В подтверждение сказанного Лулу хотел было рассказать Жоржу о совершенно неожиданном для Хории Симы, но заранее известном Заримбе появлении на заседании «тайного совета» генерала Антонеску, но вовремя передумал. Попа кичился своей связью с Симой, и Лулу прикинул, что приятель может его продать. При этой мысли групповод снова стал взвинчиваться.
— А ты, мсье Жорж, — сказал он назидательным тоном и с оттенком сарказма, — как пассажир в экспрессе, мчишься без остановок и задержек с головокружительной скоростью к почету и власти, но почему-то полагаешь, что запросто можешь сойти на полустанке прогуляться, словно поезд стоит у перрона… Опрометчиво! Всего один маленький неправильный шаг… и — адью! Экспресс умчится без тебя…
* * *Кое-какие слухи о подробностях взрыва на электростанции и в бане дошли до Изабеллы одновременно с известием об аресте Ильи Томова. И то и другое, разумеется, в далеком от истины виде. Изабелла вспыхнула, обхватила ладонями залитые румянцем щеки, в ее чуть-чуть раскосых голубых глазах мелькнул испуг.
— О ужас!.. Неужели и Илюшка такой? Тогда всё… — прошептала она, и тотчас же с ее лица исчезло выражение испуга, щеки обрели спокойный беломраморный тон. Она быстро вернулась к радостным мыслям, прерванным неприятными сообщениями. Свойственная девушкам ее возраста мечтательность давно уже приобрела у Изабеллы устойчивый характер. Будущее она представляла себе в самых радужных красках. Она не сомневалась в том, что ее ждет необыкновенное счастье, голова ее постоянно была занята сочинением фантастически прекрасных эпизодов, которыми будет усеян ее жизненный путь.
Предаваясь мечтаниям, она забывала все, что окружало ее в реальной жизни, и с чувством досады возвращалась из мира фантазий к занятиям в лицее, к урокам музыки, к вечно пререкающимся «дедуле» и «бабуле» и часто ссорящимся между собой бонне и новой горничной, как и к прочей суете помещичьего быта. От всего этого ей давно хотелось бежать на край света.
— Кругом такая серость!
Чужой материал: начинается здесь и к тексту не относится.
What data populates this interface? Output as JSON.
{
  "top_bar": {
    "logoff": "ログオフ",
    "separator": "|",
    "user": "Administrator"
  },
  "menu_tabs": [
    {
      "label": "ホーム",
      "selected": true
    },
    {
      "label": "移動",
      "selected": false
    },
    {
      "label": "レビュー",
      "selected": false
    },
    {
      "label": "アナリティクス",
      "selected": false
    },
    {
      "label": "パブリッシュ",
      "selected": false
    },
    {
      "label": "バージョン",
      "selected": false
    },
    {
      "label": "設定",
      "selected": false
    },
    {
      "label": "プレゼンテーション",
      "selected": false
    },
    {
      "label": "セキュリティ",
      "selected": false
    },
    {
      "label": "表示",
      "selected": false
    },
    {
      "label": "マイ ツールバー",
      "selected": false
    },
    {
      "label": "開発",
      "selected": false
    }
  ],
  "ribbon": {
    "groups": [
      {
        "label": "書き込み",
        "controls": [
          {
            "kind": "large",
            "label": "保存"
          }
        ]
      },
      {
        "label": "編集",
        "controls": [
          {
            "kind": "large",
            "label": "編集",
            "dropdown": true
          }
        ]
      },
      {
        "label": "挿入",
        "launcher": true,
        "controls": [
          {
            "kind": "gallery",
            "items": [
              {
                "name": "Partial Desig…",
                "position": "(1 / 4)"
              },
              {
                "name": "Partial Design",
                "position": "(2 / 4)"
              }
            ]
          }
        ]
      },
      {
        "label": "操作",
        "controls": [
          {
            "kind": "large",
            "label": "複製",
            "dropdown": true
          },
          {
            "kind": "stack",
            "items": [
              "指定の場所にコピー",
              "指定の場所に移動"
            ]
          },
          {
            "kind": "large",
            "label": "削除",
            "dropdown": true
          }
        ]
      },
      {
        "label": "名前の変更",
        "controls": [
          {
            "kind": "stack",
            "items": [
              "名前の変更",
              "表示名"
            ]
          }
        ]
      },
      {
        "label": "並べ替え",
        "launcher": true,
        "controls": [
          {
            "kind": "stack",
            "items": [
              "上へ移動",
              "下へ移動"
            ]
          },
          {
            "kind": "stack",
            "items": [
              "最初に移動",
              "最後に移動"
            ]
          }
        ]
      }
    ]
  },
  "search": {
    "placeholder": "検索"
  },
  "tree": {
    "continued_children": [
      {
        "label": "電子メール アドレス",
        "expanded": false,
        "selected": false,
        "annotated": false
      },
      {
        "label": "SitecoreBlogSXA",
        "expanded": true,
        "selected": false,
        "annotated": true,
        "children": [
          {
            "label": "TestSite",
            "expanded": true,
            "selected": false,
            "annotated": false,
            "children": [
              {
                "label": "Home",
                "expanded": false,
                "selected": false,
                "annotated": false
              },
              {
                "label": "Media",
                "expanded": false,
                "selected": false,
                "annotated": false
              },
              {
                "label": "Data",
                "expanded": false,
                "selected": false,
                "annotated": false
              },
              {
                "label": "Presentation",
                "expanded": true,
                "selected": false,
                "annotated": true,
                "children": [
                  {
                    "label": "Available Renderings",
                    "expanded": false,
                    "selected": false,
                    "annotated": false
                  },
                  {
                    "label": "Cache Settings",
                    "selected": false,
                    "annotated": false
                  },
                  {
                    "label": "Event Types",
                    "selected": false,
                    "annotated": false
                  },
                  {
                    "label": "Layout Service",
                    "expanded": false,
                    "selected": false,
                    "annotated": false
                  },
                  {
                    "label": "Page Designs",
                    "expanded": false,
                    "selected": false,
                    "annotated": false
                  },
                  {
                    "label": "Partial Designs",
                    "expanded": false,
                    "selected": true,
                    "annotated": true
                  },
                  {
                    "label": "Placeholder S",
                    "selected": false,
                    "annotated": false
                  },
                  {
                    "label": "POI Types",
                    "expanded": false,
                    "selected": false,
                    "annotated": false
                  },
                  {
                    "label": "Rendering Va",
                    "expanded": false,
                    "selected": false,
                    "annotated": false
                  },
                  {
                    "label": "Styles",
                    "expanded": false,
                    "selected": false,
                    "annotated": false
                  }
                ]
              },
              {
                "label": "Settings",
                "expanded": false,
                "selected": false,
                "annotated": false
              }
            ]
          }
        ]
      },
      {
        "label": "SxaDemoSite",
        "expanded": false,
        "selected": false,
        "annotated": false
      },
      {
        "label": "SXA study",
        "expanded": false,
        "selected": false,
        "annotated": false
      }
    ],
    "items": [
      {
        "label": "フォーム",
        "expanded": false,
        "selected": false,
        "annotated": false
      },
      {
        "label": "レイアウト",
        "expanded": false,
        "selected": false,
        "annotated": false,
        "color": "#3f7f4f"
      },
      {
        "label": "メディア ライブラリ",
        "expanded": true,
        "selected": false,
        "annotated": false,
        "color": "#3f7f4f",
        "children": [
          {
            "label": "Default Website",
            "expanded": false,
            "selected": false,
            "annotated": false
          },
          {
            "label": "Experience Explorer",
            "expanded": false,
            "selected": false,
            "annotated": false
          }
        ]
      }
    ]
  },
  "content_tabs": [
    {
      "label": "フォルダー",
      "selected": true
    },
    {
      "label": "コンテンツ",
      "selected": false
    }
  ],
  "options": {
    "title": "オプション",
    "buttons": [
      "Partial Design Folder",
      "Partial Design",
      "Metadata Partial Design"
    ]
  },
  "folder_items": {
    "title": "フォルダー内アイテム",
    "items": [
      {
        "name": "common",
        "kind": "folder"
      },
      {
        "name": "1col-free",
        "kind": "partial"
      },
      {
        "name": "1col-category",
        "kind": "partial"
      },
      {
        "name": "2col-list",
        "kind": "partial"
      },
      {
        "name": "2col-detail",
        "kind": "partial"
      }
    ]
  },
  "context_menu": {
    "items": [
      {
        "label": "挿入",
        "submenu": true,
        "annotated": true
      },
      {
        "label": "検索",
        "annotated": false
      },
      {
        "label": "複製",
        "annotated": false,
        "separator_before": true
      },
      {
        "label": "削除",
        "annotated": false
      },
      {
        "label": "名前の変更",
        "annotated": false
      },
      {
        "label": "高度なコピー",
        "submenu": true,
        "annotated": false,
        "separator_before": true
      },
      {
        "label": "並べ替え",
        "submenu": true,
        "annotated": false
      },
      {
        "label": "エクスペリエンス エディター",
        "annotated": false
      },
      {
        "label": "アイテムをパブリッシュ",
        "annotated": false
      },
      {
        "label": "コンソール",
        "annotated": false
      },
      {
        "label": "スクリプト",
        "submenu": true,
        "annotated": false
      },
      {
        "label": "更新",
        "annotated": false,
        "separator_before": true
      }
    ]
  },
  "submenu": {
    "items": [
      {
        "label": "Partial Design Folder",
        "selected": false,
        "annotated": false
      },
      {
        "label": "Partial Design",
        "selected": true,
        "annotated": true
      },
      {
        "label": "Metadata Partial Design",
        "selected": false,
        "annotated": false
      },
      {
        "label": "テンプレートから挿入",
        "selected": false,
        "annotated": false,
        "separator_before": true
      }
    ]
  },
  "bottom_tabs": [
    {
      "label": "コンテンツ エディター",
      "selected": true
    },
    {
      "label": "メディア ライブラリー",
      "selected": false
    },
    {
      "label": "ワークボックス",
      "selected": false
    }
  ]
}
Людишки какие-то бесцветные, невыразительные… — прорывалось у нее иногда в откровенной беседе с подругой, но вскоре девическое тщеславие брало верх, и она начинала расхваливать необыкновенные достоинства Жоржа, говорила о его безукоризненно внимательном отношении к ней, чуткости и необычайной любви…
Изабелла чувствовала, что это самообман, что она выдает желаемое за действительное, но, даже уединившись, она старалась отогнать дурные мысли, поскорее окунуться в мир своих фантазий.
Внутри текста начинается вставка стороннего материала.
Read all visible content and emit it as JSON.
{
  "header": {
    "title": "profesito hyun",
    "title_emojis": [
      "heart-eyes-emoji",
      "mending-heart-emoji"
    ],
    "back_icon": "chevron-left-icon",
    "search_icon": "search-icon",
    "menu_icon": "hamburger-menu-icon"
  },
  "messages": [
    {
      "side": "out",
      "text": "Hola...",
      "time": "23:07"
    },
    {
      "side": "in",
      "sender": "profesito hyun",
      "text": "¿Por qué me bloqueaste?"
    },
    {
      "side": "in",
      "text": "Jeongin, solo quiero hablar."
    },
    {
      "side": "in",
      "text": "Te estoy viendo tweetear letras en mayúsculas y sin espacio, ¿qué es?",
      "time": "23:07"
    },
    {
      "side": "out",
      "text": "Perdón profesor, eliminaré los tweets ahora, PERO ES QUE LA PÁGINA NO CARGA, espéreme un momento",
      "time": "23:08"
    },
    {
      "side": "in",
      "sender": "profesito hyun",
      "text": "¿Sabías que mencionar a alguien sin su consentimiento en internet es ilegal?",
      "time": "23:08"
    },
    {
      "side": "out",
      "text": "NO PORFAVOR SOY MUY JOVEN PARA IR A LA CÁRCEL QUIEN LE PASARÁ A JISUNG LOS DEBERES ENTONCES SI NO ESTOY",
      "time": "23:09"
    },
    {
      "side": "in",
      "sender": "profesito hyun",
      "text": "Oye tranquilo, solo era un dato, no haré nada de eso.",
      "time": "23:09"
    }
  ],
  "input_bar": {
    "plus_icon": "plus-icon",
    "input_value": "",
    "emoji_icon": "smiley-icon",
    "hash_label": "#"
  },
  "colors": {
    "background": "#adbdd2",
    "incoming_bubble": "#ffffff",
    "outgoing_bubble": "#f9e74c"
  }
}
Еще совсем недавно Изабелла без умолку твердила подружке о дружбе с Илюшкой Томовым, уверяла, что скоро он станет авиатором и они непременно поженятся. Ее воображение рисовало заманчивые картины совместной с ним безоблачной жизни, заполненной бесконечной сменой развлечений, увлекательных путешествий и разнообразных впечатлений.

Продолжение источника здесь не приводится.